I have been thinking about this Daffy, and this is what I came up with:
You would have a chart of different ages in a country from 18-23, 23-28, 28-33, 33-38 etc. etc. You should then make part of a certain group for a certain percentage, so lets say 18-23 of age, 78% of them in European Country X is into Sporty Hatchbacks in the year 1996. At the same time, the same group of 18-23 has 12% of them interested in Sedans in the same country. So what you get eventually, is spread over different groups, a certain percentage of the population ages interested in this group. This way the targetgroup will count as the interests of the buyers. Of course there can be overlap, as some of the 18-23 sporty hatch buyers, might also like sedan. So the number never needs to add up exactly to 100%.
Ten per country, you could tie the amount of money each group has to spend to the age-groups. This way you could say 18-23 is more attracted to sporty hatches because they are cheap (and of course more power), a small percentage which has more money to spend would like a convertible, a sedan or an SUV for example.

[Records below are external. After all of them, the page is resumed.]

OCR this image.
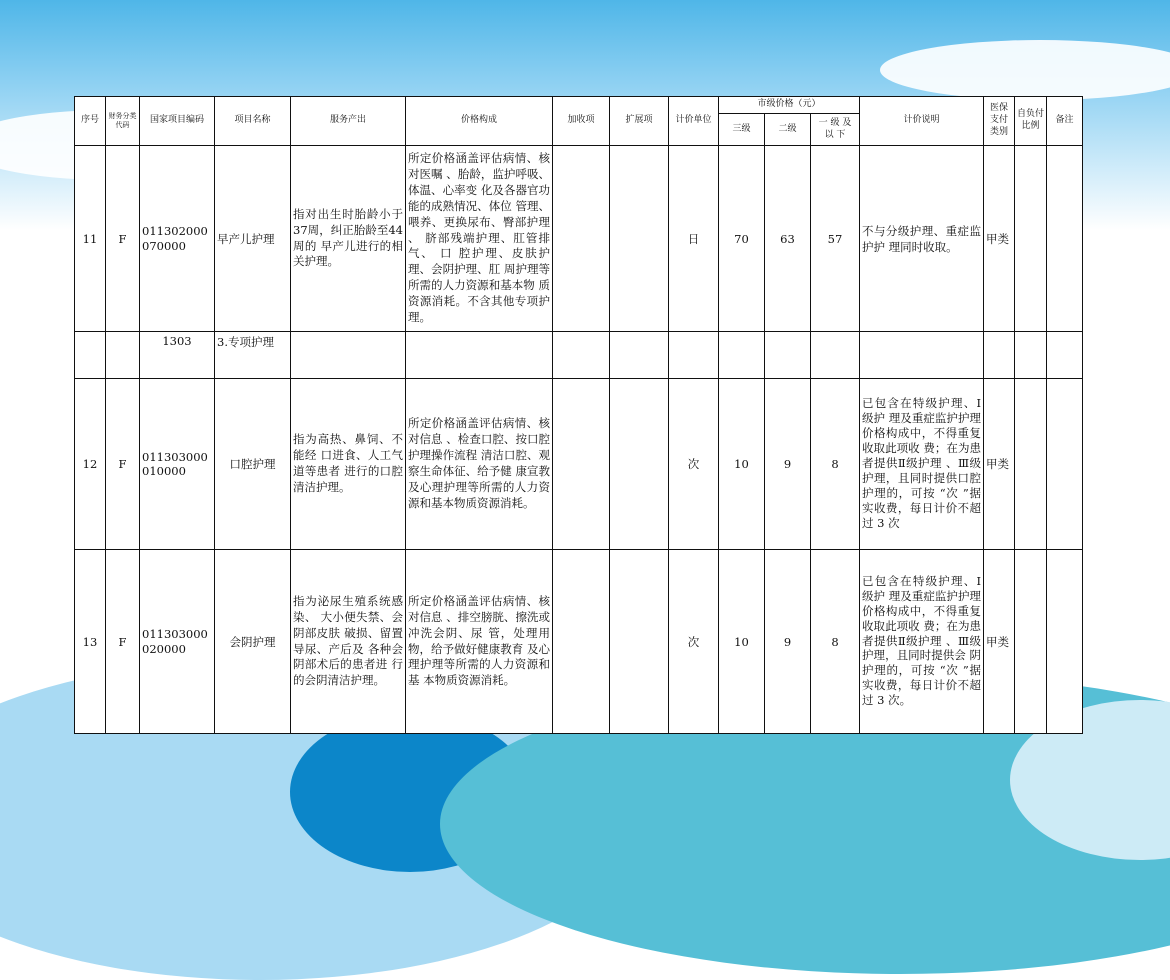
序号	财务分类代码	国家项目编码	项目名称	服务产出	价格构成	加收项	扩展项	计价单位	市级价格（元）			计价说明	医保支付类别	自负付比例	备注
									三级	二级	一 级 及 以 下				
11	F	011302000070000	早产儿护理	指对出生时胎龄小于37周，纠正胎龄至44周的 早产儿进行的相关护理。	所定价格涵盖评估病情、核对医嘱 、胎龄，监护呼吸、体温、心率变 化及各器官功能的成熟情况、体位 管理、喂养、更换尿布、臀部护理 、 脐部残端护理、肛管排气、 口 腔护理、皮肤护理、会阴护理、肛 周护理等所需的人力资源和基本物 质资源消耗。不含其他专项护理。			日	70	63	57	不与分级护理、重症监护护 理同时收取。	甲类		
		1303	3.专项护理												
12	F	011303000010000	口腔护理	指为高热、鼻饲、不能经 口进食、人工气道等患者 进行的口腔清洁护理。	所定价格涵盖评估病情、核对信息 、检查口腔、按口腔护理操作流程 清洁口腔、观察生命体征、给予健 康宣教及心理护理等所需的人力资 源和基本物质资源消耗。			次	10	9	8	已包含在特级护理、Ⅰ级护 理及重症监护护理价格构成中，不得重复收取此项收 费；在为患者提供Ⅱ级护理 、Ⅲ级护理，且同时提供口腔 护理的，可按 “次 ”据实收费，每日计价不超过 3 次	甲类		
13	F	011303000020000	会阴护理	指为泌尿生殖系统感染、 大小便失禁、会阴部皮肤 破损、留置导尿、产后及 各种会阴部术后的患者进 行的会阴清洁护理。	所定价格涵盖评估病情、核对信息 、排空膀胱、擦洗或冲洗会阴、尿 管，处理用物，给予做好健康教育 及心理护理等所需的人力资源和基 本物质资源消耗。			次	10	9	8	已包含在特级护理、Ⅰ级护 理及重症监护护理价格构成中，不得重复收取此项收 费；在为患者提供Ⅱ级护理 、Ⅲ级护理，且同时提供会 阴护理的，可按 “次 ”据实收费，每日计价不超过 3 次。	甲类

The group of 33-38 would really like a sedan, SUV or station(wagon) because of having a family with kids and going on vacation + also having money to spend.

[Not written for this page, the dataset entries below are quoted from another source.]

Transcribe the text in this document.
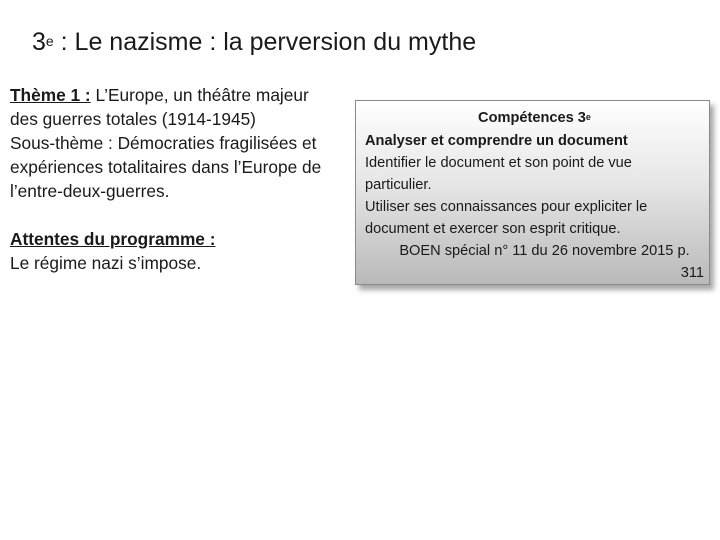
3e : Le nazisme : la perversion du mythe
Thème 1 : L’Europe, un théâtre majeur
des guerres totales (1914-1945)
Sous-thème : Démocraties fragilisées et
expériences totalitaires dans l’Europe de
l’entre-deux-guerres.
Attentes du programme :
Le régime nazi s’impose.
Compétences 3e
Analyser et comprendre un document
Identifier le document et son point de vue
particulier.
Utiliser ses connaissances pour expliciter le
document et exercer son esprit critique.
BOEN spécial n° 11 du 26 novembre 2015 p.
311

To give you a better view, heres a chart. It's quite hard to explain in text anyway.
https://dl.dropboxusercontent.com/u/111 ... groups.pdfThis is what it could look like. I didnt finish all the percentages, because it's a hell of a job to get right. Those percentages SHOULD add up to 100%, so its not just random number inserting.
The interest in different cars like sporty hatch and sedan could be overlapping.